En general, celebramos el acierto de la SFC, que estaba en mora de expedir una regulación de este tipo, reemplazando con ello normas regresivas y anacrónicas que estaban pensadas para un mundo que giraba en torno al papel y a las transacciones presenciales en sucursales bancarias.
Aunque son muchos los cambios introducidos en la nueva normativa, me limitaré a mencionar dos que me resultan de especial interés.
1. Amplía el alcance de revisión: las entidades deben contar con Sarlaft efectivos, para lo cual deben cumplir las obligaciones sobre listas internacionales vinculantes para Colombia.
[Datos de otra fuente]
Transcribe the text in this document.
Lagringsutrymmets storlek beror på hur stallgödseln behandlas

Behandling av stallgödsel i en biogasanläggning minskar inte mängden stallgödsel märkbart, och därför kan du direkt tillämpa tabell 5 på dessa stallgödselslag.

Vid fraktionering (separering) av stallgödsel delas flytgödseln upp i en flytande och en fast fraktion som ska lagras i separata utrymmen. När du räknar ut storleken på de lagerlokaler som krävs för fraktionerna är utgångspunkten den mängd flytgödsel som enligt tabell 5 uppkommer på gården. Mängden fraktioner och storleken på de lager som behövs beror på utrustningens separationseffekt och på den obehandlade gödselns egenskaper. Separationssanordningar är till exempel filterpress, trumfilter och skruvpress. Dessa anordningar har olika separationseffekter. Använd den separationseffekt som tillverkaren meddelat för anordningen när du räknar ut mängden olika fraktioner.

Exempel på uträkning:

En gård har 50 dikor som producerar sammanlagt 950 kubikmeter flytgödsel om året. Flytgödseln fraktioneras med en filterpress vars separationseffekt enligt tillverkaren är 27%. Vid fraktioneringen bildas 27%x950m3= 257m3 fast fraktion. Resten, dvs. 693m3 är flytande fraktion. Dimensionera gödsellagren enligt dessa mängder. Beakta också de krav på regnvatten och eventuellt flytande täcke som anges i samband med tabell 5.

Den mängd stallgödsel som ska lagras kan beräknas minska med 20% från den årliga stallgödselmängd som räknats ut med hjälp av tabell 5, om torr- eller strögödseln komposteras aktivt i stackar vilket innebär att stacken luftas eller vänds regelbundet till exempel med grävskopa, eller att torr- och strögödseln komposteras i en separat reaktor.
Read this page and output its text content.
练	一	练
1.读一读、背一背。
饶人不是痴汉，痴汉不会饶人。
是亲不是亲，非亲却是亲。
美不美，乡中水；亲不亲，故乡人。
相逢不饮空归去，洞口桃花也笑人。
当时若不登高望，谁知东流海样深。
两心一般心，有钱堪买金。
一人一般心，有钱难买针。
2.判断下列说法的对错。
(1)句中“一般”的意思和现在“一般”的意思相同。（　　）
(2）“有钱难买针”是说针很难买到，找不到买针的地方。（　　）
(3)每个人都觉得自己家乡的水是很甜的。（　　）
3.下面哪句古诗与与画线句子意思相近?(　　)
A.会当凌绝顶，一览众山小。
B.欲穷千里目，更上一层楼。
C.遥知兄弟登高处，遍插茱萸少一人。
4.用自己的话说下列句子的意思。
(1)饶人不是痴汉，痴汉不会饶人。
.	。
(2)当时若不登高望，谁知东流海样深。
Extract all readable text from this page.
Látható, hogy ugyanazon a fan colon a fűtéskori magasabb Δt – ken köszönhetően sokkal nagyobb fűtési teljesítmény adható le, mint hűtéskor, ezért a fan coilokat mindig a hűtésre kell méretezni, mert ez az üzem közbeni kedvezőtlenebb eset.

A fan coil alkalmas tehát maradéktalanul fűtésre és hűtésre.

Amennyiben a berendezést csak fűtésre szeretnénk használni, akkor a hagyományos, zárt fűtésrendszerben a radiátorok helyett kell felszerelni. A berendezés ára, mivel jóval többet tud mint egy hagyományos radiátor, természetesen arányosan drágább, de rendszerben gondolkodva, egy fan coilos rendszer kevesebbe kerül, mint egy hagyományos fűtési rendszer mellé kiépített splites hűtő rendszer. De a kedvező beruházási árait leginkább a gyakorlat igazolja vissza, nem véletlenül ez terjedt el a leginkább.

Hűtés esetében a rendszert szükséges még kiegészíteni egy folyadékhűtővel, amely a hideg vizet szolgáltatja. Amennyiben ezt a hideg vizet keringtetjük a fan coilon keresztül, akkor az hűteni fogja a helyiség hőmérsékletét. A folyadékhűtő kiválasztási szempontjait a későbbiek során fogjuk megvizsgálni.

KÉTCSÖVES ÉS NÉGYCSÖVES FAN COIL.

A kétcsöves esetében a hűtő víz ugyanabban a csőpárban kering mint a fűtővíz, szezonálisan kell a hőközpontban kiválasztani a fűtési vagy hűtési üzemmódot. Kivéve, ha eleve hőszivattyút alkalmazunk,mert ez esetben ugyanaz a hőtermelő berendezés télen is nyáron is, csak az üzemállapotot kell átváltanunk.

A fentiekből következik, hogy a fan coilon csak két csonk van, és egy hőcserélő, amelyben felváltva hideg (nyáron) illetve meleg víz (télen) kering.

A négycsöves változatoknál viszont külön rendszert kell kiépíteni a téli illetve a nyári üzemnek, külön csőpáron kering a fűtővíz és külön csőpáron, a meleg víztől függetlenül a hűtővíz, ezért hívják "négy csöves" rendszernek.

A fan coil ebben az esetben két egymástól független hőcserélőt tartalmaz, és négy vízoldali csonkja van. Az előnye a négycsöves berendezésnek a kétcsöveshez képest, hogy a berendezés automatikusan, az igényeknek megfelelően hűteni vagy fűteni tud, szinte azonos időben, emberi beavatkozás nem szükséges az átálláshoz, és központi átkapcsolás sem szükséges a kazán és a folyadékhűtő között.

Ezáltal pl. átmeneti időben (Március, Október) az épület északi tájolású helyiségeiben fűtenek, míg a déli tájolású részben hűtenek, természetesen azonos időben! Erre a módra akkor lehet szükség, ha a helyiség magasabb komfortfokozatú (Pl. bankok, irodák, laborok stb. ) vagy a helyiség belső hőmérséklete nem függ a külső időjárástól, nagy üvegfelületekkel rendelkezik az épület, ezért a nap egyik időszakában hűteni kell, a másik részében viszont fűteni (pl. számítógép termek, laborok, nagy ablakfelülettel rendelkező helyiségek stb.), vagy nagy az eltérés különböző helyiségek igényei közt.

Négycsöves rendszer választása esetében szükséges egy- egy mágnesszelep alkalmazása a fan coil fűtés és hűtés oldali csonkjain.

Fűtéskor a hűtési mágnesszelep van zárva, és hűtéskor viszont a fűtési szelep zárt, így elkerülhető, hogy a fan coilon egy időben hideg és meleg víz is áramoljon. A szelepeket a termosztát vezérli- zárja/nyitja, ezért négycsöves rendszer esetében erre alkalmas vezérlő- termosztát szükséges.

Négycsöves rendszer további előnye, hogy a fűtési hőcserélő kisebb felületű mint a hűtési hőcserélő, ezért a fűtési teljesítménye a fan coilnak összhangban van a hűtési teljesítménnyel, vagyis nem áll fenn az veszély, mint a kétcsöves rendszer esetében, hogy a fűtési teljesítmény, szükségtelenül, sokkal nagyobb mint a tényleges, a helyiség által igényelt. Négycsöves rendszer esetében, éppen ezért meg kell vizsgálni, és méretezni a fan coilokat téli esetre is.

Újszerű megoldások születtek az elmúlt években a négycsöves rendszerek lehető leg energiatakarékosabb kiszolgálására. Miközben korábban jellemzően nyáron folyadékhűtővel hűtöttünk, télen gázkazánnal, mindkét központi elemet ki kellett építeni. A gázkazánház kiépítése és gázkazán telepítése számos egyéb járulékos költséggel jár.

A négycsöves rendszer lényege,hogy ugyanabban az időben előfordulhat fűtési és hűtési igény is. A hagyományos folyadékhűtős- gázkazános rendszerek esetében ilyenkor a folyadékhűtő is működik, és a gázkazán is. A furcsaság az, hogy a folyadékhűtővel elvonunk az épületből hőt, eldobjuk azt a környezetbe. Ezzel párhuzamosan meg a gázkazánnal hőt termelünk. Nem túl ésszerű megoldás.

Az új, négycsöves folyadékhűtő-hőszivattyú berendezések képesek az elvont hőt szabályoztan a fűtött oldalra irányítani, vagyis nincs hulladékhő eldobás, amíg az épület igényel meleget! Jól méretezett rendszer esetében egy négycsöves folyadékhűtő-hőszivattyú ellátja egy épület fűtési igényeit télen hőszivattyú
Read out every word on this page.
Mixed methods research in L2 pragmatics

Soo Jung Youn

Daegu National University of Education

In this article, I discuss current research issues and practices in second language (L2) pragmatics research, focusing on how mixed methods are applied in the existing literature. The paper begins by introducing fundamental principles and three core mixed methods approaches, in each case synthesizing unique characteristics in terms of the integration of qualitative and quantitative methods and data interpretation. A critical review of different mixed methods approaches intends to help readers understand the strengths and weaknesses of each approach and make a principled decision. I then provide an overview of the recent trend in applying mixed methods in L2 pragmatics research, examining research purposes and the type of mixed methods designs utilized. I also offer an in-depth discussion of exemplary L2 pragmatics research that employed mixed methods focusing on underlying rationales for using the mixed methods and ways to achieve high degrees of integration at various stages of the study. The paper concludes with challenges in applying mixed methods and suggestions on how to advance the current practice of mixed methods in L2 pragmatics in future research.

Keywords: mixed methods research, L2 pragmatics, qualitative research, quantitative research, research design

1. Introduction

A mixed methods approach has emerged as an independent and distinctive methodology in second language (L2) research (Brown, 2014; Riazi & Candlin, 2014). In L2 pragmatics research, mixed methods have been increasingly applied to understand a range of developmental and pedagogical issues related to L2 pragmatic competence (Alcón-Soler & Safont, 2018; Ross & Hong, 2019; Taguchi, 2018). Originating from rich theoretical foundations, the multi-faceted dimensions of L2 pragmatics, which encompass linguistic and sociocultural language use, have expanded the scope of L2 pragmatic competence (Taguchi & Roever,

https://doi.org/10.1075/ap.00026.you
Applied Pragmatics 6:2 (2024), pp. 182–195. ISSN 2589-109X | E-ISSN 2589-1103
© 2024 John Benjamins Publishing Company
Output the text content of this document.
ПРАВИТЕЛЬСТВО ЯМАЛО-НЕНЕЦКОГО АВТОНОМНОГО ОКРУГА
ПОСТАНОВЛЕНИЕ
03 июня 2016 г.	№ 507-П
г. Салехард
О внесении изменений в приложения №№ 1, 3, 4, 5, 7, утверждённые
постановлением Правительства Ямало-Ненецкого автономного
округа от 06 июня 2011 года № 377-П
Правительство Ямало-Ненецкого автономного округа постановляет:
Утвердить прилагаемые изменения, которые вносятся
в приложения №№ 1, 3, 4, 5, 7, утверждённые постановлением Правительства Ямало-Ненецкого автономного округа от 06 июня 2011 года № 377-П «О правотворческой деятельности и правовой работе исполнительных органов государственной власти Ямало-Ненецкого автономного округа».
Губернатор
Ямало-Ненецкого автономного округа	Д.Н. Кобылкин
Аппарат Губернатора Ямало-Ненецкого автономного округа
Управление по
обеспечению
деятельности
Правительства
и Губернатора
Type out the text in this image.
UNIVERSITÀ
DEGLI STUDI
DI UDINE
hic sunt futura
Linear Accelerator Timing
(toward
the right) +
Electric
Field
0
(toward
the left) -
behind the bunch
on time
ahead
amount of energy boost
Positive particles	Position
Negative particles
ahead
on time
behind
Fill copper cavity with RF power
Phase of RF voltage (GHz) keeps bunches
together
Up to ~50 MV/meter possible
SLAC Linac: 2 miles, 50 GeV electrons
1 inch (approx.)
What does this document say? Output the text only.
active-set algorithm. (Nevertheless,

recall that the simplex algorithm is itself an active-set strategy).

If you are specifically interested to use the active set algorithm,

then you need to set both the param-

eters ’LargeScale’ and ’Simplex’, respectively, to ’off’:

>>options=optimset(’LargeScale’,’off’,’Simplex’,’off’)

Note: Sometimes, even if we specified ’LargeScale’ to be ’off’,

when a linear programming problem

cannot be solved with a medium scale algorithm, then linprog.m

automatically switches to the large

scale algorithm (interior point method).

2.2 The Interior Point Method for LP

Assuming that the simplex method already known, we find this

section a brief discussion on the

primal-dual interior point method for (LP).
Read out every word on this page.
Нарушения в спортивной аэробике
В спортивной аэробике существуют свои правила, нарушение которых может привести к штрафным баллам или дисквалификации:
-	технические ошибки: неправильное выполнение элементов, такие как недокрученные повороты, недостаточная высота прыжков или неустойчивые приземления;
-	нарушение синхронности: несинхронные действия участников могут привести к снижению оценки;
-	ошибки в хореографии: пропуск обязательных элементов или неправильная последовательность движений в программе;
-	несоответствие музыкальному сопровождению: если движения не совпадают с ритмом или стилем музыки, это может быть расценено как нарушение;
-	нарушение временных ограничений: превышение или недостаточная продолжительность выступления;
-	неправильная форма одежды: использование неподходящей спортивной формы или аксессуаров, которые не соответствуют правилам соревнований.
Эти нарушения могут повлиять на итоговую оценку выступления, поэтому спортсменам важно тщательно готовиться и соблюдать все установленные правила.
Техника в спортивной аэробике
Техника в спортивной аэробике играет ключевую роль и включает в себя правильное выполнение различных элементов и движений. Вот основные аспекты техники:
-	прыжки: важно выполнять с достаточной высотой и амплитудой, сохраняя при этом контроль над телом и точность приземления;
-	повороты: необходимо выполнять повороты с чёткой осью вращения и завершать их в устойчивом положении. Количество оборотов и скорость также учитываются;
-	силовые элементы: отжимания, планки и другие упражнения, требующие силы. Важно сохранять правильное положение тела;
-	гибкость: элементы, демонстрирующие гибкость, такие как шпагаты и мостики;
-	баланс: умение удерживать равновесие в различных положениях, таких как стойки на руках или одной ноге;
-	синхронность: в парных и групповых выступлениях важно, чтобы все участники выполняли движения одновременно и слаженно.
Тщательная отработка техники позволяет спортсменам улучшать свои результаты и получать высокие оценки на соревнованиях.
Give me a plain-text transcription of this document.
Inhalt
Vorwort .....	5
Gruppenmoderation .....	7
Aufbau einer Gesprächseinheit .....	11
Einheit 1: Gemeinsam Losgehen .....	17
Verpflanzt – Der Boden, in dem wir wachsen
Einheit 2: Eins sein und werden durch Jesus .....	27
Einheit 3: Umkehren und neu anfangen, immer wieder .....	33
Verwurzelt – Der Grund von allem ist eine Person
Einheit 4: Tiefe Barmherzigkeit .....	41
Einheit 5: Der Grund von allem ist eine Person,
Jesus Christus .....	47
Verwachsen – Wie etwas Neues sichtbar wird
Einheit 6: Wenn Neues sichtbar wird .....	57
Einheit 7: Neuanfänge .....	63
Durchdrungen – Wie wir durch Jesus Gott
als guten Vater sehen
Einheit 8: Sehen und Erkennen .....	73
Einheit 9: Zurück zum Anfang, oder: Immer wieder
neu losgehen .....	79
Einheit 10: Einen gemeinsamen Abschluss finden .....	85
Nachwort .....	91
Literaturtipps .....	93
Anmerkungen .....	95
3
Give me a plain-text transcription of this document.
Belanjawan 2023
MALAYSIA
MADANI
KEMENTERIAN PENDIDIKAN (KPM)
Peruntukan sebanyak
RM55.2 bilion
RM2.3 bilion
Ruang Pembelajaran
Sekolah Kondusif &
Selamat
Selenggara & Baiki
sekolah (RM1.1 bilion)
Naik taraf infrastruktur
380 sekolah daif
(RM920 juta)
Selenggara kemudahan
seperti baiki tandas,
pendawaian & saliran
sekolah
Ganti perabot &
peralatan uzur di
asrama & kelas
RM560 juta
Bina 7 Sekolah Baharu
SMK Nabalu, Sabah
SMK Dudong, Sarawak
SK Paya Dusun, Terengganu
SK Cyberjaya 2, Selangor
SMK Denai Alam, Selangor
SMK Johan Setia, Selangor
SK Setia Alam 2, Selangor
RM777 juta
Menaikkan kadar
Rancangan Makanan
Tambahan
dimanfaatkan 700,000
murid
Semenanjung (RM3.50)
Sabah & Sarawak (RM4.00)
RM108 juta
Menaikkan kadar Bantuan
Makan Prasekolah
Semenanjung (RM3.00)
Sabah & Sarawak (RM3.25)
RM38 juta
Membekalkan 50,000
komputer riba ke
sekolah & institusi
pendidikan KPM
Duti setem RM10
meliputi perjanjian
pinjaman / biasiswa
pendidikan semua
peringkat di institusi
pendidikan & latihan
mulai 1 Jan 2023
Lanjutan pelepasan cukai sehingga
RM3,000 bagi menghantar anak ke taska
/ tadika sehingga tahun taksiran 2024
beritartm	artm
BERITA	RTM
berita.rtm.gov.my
Así, deben disponer de lo necesario para consultarlas de manera previa y obligatoria a la vinculación de un cliente, beneficiario final, proveedor, accionista o empleado, así como de forma permanente durante la relación contractual o legal.
Creemos que lo anterior es positivo, pues se reconoce que la noción de contraparte en materia de Laft excede la de clientes. Sin embargo, al enumerar las contrapartes, se deja por fuera otros terceros (vg. aliados estratégicos, contratistas, etc.) que no caben en la noción de proveedor incluida por la nueva norma.
2. Nueva regulación para la realidad tecnológica y las Fintech: para quienes nos hemos dedicado al diseño e implementación de Fintech, es claro que las normas Laft de la SFC se convertían, frecuentemente, en una barrera de entrada para nuevos negocios.
En la mayoría de los casos y clientes a los que he tenido el gusto de asesorar, dichas barreras no solo no tenían ningún impacto positivo, sino que evitaban que las entidades aplicaran mecanismos Laft más eficientes.
Uno de los cambios más significativos es que las entidades vigiladas podrán realizar los procedimientos de conocimiento del cliente mediante canales digitales, eliminando la obligación de diligenciar el formulario de vinculación. Así, ellas pueden basar su debida diligencia en información extraída de fuentes confiables e independientes, como bases de datos públicas o de prestadores de servicios ciudadanos digitales, siempre que cumplan con las normas de protección de datos.
Igualmente se indica que las entidades vigiladas podrán utilizar firmas digitales, biometría, y hasta la información disponible en bancos de datos, o cualquier otro mecanismo tecnológico, que garantice una verificación efectiva de la identidad de la contraparte.
En fin, podría agregar otros comentarios adicionales, como el reconocimiento a la SFC por el avance sobre la aplicación de diferentes tipos de debida diligencia para diferentes tipos de riesgo, pero que exceden el objeto de este breve comentario. Las nuevas medidas, por regla general, deberán estar implementadas para el 2 de septiembre de 2021.